La vita non è giusta e questo lo sappiamo quotidianamente, durante i nostri affanni, le nostre gioie effimere, le disperazioni immeritate, i tremendi errori che per sempre ci attanaglieranno e ci accompagneranno fino al nostro ultimo giorno.
Figuriamoci se esiste una giustizia nel campo della musica e, scendendo ancora di più nel particolare, nel panorama metal, in cui specialmente attualmente riscuotono grande successo band carrozzoni commerciali pompati e costruiti ad arte da chi è riuscito con enorme facilità a coglionare l'ascoltatore metallaro medio, un tempo assai critico e maggiormente evoluto della media ed oggi praticamente equivalente ad un pischello che si fomenta per Fedez o qualche lasciva strappona, anche loro mutuate dalla musica pop ad invadere una scena che una volta lasciava passare come grandi artiste solo le Donne con la D maiuscola e non i troioni da competizione che oggi affollano la nostra ex-amata scena.
Tutta questa filippica per dire che il metal di qualità sta tornando, giustamente, una situazione esclusivamente underground, ricca e capace di incredibili soddisfazioni, ma che non troverete sulle copertine delle sopravvissute riviste o tra gli eventi dei promoter sempre più modaioli, ma nel catalogo di qualche etichetta nobile decaduta (come il caso della rediviva Hammerheart Records), di qualche canale Youtube semi abbandonato o su pagine Facebook che hanno a livello mondiale un seguito a malapena superiore di quella di Metal.it che non ha mai comprato un like o un'inserzione sponsorizzata.
Il metal di qualità esiste ancora, eccome se esiste. E che qualità.
Solo che va cercato, scovato, inseguito, perchè la qualità ormai interessa a pochi.
"
Noi felici, pochi", ha scritto qualcuno più importante di me.
Siamo felici, perchè è uscito il nuovo disco degli svedesi
Ereb Altor.
Illuminati come sempre dallo spirito del loro padre
Quorthon,
Mats e Ragnar hanno saputo comporre un altro disco strepitoso, forte, epico, battagliero, intenso e carico di emozioni.
A livello musicale questo "
Ulfven", ovviamente rimanendo un lavoro Ereb Altor al 100%, rispetto a qualche anno fa si getta maggiormente verso le sonorità del debutto "

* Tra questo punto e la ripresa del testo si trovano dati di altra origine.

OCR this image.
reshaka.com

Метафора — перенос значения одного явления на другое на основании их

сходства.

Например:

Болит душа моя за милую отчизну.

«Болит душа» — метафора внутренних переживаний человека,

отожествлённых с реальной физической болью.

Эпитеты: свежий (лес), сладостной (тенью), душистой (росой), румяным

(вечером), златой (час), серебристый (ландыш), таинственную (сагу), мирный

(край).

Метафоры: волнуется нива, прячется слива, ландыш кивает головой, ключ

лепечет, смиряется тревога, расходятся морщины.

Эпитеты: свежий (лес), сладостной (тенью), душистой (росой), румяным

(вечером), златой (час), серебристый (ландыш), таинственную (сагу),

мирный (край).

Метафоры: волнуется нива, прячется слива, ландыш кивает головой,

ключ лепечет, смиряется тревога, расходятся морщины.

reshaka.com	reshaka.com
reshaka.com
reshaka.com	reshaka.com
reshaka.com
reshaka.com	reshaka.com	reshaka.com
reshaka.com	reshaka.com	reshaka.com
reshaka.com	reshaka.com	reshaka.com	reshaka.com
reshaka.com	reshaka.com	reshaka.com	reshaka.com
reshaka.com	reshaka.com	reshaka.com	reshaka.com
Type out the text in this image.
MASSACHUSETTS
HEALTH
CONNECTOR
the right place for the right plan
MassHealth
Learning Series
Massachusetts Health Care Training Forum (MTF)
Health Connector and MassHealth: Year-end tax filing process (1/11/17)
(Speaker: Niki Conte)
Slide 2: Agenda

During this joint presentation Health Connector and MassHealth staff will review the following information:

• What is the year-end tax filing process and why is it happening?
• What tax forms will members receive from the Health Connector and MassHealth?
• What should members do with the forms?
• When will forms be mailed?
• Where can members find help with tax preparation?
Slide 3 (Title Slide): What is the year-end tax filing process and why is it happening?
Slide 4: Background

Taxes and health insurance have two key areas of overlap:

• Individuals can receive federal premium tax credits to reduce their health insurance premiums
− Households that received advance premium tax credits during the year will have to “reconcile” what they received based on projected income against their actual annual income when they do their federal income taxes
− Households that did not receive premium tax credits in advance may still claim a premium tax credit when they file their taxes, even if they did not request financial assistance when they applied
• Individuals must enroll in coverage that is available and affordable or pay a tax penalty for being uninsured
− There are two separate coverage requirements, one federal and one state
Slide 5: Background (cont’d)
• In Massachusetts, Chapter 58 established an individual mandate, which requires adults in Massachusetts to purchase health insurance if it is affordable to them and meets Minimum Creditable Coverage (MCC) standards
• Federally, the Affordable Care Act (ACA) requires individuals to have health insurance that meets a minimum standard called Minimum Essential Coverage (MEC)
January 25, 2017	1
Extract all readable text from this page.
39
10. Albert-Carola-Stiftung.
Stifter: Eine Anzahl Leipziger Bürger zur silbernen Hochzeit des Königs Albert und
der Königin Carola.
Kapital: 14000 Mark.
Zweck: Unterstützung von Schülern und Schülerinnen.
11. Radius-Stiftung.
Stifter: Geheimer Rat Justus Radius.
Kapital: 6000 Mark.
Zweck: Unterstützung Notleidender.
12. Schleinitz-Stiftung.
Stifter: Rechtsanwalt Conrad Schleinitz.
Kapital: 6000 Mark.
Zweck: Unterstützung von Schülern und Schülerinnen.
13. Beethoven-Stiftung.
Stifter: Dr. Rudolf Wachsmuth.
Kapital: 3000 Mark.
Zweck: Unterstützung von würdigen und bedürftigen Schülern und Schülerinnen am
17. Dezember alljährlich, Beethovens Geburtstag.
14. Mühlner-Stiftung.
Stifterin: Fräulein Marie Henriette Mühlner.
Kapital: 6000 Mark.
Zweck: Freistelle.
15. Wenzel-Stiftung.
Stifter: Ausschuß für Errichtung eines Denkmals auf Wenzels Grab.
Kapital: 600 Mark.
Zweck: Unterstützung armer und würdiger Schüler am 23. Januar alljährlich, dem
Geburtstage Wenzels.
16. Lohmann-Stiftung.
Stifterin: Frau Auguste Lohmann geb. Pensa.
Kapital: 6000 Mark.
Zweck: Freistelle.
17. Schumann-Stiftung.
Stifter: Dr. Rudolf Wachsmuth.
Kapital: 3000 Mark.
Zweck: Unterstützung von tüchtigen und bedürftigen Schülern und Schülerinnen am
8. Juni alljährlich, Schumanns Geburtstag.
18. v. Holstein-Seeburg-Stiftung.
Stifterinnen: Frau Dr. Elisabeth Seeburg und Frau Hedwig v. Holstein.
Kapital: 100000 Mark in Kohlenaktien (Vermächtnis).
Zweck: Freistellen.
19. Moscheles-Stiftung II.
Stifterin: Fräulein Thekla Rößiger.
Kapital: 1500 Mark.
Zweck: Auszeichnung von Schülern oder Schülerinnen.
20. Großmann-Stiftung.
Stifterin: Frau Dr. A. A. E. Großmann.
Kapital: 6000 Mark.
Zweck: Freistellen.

By Honour", ovvero un doom epico e magniloquente, carico di tristi melodie ed incline al folk (non danzereccio ovviamente, ci rifacciamo al debutto dei
TYR "
How Far to Asgaard"), lasciando da parte le numerose influenze black che avevano trovato posto - seppure in maniera vincente - tra "
Gastrike" e "
Nattramn" ed in questo periodo è impossibile dimenticare la leggendaria "
Nifelheim".
"
Ulfven" è un album che miscela sapientemente tutte le anime e le sfaccettature del viking metal, percorrendo un sentiero che illumina la mente ed il cuore, fieri della nostra solitudine e di una superiorità d'animo che non tutti riescono a percepire e di fronte a questo sorridiamo con malcelato orgoglio.
La lunga e conclusiva "
Bloodline" dopo dieci anni pare chiudere un cerchio apertosi con "
Ereb Altor", la suite conclusiva del primo disco, tornando a decantare le glorie e le miserie umane di fronte al volere degli Dèi, infondendoci malinconia e profonda dignità di fronte all'ineluttabile e ripercorrendo la bathoriana "
Father to Son".
"
oh, Father
I sit by your side
last winter coloured your hair white
once so strong
wisdom still shines within your grey eyes
night will come
the last journey is ahead
with no oars nor sail but with fire which carry you on your way "
Un disco triste, oscuro, lento, meno black e più doom folk, in cui la fanno da padrone le clean vocals ed il growl è relegato in maniera misurata, è quello che ci hanno regalato in maniera meravigliosa ancora una volta gli
Ereb Altor, uno dei gruppi più ingiustamente sottovalutati degli ultimi 10 anni.